Gaza bukanlah Paris tempatnya pelbagai macam terobosan fashion bermuara. Bukan indonesia, bukan ciamis, bukan juga Garut. Gaza adalah Gaza, saya tidak tahu apa saja yang terjadi di jalur gaza itu. Hanya saja tak ada berita lain yang muncul dari arah sana selain penderitaan dan penderitaan. Dan mungkin, bila salah satu dari rakyat palestine bisa menulis dan mentuturkan kehidupan mereka disana, semua tayangan televisi yang seolah-olah membuat haru, akan bertekuk lutut.

Lantas ada berita baru apa lagi? Pertanyaan ini sedikit ironis, memang, karena sudah lama saya gak denger kabar tentang Palestina lagi, dan muncul lagi sekarang, seperti bencana alam internasional yang tiap tahun bakal terus muncul. Dan ternyata, Israel kembali menyerang, gaza meradang. Seluruh dunia gempar tak terkecuali sampai ke Indonesia. Bermunculan kembali no rekening- no rekening donasi untuk mendukung Gaza.


Sampai disini cukup ironinya, tidak usah saya teruskan.

Sampai saat saya jum’atan tadi, saya mendengar khotbah yang isinya adalah lagi-lagi terkait tentang Gaza dan Israel. Saya berpikir, momen itu masih hangat. Dan entah kenapa lamunan saya berpulang pada beberapa tahun kebelakang.

Saya masih disana, ketika itu saya seorang bocah usia belasan tahun yang berada di pesantren, di ajak oleh senior untuk demo tentang palestina, judulnya adalah pemboikotan produk-produk Yahudi. Saya tak pikir panjang, langsung ikut saja. Tanpa alasan yang jelas.
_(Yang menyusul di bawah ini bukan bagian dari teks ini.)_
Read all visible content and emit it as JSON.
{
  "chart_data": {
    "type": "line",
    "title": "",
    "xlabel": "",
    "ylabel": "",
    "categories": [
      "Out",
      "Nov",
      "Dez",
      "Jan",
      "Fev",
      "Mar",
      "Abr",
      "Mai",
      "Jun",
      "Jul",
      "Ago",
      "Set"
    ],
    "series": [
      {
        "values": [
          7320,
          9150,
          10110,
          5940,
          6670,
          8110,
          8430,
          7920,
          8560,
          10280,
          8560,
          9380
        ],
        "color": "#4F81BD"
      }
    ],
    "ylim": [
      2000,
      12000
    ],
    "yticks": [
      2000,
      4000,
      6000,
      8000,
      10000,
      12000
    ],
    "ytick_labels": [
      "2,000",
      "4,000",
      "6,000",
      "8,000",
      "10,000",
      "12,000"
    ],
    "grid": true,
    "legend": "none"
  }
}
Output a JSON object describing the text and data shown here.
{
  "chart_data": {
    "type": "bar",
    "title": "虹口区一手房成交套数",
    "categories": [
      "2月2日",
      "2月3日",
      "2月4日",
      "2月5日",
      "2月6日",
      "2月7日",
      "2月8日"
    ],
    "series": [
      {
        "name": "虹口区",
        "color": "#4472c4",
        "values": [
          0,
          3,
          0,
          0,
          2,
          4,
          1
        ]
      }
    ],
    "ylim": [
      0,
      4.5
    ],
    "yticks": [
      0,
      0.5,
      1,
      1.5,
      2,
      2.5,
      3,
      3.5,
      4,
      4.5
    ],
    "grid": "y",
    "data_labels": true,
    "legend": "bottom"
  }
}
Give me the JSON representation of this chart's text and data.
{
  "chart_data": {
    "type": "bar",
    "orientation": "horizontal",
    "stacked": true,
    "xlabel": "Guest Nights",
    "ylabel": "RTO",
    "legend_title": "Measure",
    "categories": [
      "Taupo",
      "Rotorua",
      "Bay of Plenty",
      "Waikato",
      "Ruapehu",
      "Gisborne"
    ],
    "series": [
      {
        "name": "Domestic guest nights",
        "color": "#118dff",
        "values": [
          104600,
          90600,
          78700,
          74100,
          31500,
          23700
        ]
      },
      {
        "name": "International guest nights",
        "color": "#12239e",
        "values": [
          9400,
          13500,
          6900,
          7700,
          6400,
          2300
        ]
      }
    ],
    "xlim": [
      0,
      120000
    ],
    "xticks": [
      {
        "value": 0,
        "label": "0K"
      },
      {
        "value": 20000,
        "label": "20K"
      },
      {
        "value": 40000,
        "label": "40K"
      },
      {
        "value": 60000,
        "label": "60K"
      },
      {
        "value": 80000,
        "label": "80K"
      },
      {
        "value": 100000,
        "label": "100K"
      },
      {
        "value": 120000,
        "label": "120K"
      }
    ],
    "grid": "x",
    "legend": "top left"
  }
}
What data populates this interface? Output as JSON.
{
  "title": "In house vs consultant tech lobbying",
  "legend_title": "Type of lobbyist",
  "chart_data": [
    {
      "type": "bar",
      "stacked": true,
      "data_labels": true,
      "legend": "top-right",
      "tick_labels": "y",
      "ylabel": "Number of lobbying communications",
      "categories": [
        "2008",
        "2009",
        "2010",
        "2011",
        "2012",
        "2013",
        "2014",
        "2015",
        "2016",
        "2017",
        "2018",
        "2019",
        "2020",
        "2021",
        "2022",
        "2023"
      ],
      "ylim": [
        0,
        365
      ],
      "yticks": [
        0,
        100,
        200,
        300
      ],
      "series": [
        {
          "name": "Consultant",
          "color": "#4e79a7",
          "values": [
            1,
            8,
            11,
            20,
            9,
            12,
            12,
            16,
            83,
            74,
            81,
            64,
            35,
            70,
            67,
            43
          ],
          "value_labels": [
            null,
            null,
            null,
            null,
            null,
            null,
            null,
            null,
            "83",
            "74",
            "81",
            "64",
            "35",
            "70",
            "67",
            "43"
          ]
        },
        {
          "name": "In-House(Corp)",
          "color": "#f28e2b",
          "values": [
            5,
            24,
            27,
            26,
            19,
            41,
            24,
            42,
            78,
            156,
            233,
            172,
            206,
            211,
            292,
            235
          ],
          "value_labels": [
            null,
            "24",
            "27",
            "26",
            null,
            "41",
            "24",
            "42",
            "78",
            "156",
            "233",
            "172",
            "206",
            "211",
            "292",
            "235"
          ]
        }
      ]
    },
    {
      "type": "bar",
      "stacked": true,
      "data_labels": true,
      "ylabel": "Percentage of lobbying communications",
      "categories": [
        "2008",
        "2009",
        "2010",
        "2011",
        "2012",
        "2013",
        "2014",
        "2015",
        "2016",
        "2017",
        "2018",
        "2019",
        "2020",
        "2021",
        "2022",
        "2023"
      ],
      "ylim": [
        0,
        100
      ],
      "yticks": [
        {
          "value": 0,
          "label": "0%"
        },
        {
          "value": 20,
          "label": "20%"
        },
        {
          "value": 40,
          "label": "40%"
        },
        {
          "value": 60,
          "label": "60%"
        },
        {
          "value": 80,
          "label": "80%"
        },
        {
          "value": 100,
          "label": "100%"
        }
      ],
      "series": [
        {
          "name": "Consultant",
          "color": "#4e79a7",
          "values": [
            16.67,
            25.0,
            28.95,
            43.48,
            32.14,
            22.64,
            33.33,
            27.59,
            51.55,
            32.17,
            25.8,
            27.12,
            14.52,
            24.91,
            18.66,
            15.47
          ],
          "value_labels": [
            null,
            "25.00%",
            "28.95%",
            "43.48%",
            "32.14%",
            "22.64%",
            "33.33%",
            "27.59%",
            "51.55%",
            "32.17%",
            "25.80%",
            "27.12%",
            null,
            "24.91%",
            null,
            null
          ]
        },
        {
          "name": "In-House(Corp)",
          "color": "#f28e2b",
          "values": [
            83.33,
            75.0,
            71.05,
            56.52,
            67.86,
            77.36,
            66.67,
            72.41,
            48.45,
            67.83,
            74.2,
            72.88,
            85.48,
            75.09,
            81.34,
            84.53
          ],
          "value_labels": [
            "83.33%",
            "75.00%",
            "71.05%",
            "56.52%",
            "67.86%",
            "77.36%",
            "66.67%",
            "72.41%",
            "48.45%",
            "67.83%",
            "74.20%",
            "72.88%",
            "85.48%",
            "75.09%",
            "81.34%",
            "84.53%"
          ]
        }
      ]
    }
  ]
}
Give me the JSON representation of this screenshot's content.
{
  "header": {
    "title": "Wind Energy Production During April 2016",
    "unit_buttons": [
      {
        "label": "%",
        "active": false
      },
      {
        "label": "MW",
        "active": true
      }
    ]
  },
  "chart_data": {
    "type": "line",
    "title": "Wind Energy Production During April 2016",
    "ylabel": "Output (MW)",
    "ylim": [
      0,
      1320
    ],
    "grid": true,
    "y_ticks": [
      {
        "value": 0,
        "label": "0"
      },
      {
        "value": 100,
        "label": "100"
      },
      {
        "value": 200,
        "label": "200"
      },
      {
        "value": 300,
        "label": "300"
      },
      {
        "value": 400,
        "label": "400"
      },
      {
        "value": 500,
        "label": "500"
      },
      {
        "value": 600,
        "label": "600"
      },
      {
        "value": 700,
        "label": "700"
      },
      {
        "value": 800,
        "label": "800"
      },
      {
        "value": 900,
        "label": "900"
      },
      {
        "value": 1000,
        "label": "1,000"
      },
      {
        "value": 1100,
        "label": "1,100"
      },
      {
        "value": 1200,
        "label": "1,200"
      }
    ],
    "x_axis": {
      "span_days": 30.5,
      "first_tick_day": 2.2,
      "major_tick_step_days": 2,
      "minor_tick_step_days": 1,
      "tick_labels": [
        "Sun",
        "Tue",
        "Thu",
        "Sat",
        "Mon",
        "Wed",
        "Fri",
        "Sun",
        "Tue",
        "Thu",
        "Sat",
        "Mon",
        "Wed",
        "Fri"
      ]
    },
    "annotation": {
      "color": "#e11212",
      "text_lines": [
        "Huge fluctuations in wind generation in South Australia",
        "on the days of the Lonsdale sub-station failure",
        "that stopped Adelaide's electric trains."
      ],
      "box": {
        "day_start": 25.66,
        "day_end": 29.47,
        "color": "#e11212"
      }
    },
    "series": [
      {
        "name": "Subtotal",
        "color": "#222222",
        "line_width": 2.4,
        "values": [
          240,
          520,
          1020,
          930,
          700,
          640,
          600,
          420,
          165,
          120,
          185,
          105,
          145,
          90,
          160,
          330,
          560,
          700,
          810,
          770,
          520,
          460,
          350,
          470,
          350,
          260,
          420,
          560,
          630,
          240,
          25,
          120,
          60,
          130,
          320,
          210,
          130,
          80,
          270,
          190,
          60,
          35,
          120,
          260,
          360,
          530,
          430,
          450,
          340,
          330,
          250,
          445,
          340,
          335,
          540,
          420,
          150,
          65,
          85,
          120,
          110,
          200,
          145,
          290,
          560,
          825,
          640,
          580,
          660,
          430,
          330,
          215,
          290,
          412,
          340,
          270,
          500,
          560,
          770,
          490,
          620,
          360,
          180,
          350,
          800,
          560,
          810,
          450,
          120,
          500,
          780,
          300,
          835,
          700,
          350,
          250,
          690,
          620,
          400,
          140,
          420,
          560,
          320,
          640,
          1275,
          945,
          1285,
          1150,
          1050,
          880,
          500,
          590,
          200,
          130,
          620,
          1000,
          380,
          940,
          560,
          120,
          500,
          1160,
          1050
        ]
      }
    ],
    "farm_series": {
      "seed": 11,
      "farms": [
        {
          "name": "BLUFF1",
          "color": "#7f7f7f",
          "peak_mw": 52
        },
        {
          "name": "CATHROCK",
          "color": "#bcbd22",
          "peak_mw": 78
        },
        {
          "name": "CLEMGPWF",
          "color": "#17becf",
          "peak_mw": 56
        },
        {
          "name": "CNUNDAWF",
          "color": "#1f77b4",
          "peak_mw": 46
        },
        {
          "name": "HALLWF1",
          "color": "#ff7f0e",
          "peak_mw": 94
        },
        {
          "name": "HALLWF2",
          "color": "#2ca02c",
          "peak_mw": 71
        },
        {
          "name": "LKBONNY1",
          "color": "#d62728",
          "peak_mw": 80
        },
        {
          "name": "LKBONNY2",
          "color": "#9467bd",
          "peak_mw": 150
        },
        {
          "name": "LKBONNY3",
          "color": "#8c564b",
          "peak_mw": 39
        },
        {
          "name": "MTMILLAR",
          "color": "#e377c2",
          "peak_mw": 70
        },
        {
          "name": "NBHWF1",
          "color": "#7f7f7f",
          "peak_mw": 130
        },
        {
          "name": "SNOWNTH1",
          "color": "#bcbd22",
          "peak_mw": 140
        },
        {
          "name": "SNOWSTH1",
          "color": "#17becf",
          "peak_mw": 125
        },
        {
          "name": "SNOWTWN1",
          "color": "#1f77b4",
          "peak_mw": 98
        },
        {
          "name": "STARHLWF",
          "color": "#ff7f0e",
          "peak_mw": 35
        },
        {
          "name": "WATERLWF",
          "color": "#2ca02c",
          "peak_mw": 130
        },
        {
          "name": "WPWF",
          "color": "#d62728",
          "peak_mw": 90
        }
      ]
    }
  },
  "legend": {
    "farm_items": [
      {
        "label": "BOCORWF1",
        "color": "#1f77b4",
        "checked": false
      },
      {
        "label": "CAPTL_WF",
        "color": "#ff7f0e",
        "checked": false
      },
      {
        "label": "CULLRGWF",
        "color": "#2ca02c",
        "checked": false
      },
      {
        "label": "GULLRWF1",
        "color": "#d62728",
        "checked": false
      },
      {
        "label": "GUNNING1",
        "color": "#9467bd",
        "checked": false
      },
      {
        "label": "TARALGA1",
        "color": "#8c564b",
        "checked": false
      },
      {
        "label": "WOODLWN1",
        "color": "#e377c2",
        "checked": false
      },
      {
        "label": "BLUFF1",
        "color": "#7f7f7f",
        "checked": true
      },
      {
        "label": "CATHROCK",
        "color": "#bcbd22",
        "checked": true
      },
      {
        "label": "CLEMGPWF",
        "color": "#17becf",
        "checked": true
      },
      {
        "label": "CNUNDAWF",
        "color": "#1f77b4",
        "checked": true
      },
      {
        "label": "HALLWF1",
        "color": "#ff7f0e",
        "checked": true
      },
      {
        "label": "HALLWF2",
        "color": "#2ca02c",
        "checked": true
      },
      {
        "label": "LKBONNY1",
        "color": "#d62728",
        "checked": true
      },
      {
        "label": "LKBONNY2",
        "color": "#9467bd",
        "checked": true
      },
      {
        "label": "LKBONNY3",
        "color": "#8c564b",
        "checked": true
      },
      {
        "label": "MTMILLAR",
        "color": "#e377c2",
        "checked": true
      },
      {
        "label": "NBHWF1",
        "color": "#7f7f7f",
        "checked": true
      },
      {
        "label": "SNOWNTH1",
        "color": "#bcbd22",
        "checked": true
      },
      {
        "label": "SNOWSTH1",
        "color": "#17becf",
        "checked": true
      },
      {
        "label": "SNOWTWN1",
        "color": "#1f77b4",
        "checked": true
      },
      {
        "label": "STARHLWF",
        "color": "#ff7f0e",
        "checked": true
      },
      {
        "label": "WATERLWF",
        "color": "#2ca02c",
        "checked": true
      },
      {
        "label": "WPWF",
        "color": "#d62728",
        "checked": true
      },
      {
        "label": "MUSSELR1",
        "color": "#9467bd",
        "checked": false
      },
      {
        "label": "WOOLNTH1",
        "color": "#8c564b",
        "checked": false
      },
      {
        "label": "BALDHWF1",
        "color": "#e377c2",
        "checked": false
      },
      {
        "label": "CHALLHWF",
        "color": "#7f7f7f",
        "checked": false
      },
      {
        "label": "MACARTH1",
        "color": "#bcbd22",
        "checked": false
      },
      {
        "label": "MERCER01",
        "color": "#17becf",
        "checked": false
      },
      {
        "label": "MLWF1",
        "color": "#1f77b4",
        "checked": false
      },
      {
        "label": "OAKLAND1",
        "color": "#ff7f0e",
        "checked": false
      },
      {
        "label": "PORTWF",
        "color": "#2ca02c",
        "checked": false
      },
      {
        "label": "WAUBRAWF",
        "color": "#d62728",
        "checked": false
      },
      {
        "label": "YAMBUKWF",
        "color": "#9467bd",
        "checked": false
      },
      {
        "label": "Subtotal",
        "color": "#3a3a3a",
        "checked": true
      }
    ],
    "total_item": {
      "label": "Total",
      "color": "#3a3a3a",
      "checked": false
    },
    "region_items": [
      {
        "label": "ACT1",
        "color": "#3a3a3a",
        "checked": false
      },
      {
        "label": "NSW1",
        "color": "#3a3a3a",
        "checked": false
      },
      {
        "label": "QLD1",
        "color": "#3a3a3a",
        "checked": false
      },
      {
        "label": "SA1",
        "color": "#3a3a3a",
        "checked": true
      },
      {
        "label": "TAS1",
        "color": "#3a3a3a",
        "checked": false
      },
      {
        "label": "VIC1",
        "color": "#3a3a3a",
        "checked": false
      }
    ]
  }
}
Hanya karena teman-teman ikutan demo, bahkan pesantren sengaja meliburkan satu hari hanya untuk acara demo tersebut, otak kecil saya cukup meyakini bahwa ini adalah alasan yang sangat penting, sehingga sekolahpun mesti libur. Semenjak itulah saya jadi akrab dengan bendera palestina itu. Saya berdiri paling depan, meneriakkan dengan lantang suara takbir dan dukungan kepada bangsa tersebut. 

Dan hari ini, saya sudah besar, sudah dewasa, sudah menikah, tapi nasib bangsa palestina tidak ikut dewasa dan berubah, masih seperti itu, seperti belasan tahun silam. Saya ingat ucapan Tolstoy, atau mungkin Rumi, kira-kira begini “dulu saya sedemikian cerdas, saya akan merubah dunia, tapi sekarang saya bijak, saya hanya ingin mengubah diri saya sendiri.”

Ya, dulu kurang lebih saya seperti itu, tapi sekarang, ketika saya duduk mengikuti sholat jum’at  dan lagi lagi di perdengarkan oleh khatib tentang peristiwa palestina. Saya jadi sadar. Ini bukan kasus melulu, tapi ini kasus penting. Sangat penting. Saking pentingnya, perusahaan dimana saya bekerja sekarang, memiliki instens yang sangat pada permasalahan ini.

Lantas dimana letak kepentingannya? Kenapa palestina begitu penting? Secara keturunan, jauh sekali kalau mau menghubungkan saya dengan mereka yang ada di palestina, lain uwa, lain amang, lain sasaha, saya dilahirkan di garut. Sedangkan mereka di palestina. Mereka tidak mengenal saya, begitu juga dengan saya.

What the point?

Well inilah alasan yang paling logis,  yang saya temui ketika menyelusuri sisa-sisa pikiran waras saya tentang Palestina (tentu saja pikiran ini jauh berbeda ketika saya membela bangsa tersebut di jalan, hanya karena senang sekolah libur).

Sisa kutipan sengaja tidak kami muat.